MADISON, NJ -- (Marketwired) -- 06/04/13 -- As a melting pot, America is shaped by the beliefs, customs and cultures of its diverse population. To that end, do individuals from different backgrounds hold the same vision and attitude when it comes to setting forth and achieving the American Dream of homeownership? Better Homes and Gardens® Real Estate set out to find the answer to that question, and today, released national survey findings from the three largest population groups within the U.S., with an equal distribution among 400 Caucasians, 400 African Americans and 400 Hispanic Americans ages 18 and older. The Better Homes and Gardens Real Estate survey results indicate that Americans from these three ethnic groups are far more alike than different when it comes to many perceptions and behaviors surrounding the home buying process. However, when it comes to considering family ties and origins when buying a home, there are key differences among these ethnicities.
"America has a proud heritage of diversity, and the notion that our client base will continue to change and evolve should be apparent to everyone in the real estate industry," said Sherry Chris, president and CEO of Better Homes and Gardens Real Estate LLC. "It's important that we understand all that we can about our consumers to best serve them and that includes understanding them not only from an cultural standpoint, but with regard for their individual values, aspirations and needs."
Key findings from the Better Homes and Gardens Real Estate survey include:
We've Got High Hopes: All groups surveyed are optimistic about the next generation of homeowners, and furthermore, a majority believe their children or future children will have a home of their own before the age they did (Hispanic 78%; African American 74%; Caucasian 56%) and homeowners believe that their children's homes will be the same size or bigger than theirs (Hispanic 90%; African American 83%; Caucasian 73%). Each group surveyed views homeownership as an overarching lifelong goal.
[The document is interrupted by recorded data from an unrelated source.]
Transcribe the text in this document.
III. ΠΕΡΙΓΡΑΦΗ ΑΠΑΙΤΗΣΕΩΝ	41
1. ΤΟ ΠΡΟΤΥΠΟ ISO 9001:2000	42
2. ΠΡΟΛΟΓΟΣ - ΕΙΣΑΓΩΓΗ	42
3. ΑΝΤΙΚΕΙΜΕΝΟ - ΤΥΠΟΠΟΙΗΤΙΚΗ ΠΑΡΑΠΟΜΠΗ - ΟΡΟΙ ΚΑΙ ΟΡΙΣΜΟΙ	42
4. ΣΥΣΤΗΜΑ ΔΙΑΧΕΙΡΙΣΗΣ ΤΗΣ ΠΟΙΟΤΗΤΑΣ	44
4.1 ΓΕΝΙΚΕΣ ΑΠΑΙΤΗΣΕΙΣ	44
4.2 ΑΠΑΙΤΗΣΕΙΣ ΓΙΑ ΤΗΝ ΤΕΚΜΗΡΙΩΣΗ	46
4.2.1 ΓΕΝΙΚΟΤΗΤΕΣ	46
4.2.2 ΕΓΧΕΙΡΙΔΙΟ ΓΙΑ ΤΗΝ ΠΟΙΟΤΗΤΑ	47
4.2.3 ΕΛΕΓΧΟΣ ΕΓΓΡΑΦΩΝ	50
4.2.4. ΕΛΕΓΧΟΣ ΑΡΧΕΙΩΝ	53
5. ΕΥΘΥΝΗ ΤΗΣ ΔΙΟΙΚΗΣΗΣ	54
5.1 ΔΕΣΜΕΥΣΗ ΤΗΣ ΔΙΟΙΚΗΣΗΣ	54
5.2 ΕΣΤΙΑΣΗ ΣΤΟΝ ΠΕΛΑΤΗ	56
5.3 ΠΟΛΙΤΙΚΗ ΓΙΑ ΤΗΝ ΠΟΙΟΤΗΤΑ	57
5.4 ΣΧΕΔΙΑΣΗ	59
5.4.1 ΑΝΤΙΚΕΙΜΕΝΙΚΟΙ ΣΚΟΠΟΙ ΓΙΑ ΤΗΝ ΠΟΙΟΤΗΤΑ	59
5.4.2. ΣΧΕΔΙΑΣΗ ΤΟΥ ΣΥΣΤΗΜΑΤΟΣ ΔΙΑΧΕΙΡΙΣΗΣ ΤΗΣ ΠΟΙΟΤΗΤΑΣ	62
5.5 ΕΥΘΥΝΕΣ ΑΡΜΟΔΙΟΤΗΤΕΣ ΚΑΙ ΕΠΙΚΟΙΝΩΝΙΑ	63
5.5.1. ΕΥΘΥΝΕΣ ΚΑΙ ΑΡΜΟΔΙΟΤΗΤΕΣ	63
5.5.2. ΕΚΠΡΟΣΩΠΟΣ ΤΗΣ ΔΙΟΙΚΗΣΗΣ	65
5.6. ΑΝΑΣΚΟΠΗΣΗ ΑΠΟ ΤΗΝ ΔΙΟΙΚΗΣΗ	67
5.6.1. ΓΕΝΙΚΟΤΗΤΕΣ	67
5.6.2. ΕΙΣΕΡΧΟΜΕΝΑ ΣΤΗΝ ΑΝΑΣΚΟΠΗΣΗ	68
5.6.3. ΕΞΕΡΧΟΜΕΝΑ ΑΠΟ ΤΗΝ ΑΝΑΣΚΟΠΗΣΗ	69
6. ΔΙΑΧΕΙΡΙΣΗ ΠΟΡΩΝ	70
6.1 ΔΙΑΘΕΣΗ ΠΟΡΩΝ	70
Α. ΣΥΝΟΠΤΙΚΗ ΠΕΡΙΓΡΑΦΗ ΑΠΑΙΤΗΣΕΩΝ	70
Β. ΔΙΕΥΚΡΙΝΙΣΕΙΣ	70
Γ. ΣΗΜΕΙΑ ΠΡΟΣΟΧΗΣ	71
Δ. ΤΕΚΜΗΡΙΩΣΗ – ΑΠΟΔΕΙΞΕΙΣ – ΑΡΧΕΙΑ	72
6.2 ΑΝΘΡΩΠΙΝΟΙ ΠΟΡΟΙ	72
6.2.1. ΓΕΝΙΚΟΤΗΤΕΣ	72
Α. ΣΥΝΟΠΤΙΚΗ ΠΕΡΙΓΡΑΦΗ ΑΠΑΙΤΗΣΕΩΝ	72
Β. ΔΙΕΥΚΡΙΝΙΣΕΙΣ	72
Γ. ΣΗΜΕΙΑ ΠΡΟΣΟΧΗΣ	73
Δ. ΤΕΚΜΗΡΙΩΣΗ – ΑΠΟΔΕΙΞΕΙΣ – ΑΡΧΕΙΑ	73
In fact, homeownership is considered to be the biggest indicator of status by all groups: African Americans (78%), Hispanics (78%) and Caucasians (65%).
Each of the groups surveyed believe that a home is not simply an indicator of success; it is a long-term investment and a wise one at that. More than any other group, Hispanics are planning ahead for homeownership and prioritizing this dream over retirement. More than half of the Hispanics (52%) surveyed, who do not currently own their own home, say they are focused on saving for a down payment as compared to 46 percent of African Americans and 44 percent of Caucasians who do not own their own home.
"The White Picket Fence" Prevails: Of course, cities have their unique allure, but when it comes down to determining where to live for the long haul, the majority of individuals from every ethnicity surveyed lean largely toward the suburbs. Research indicates that suburban homes are very much in demand among today's house hunters. Among those surveyed, 59 percent of African Americans, 55 percent of Caucasians and 50 percent of Hispanic Americans would select the suburbs as the preferred location for their ideal home.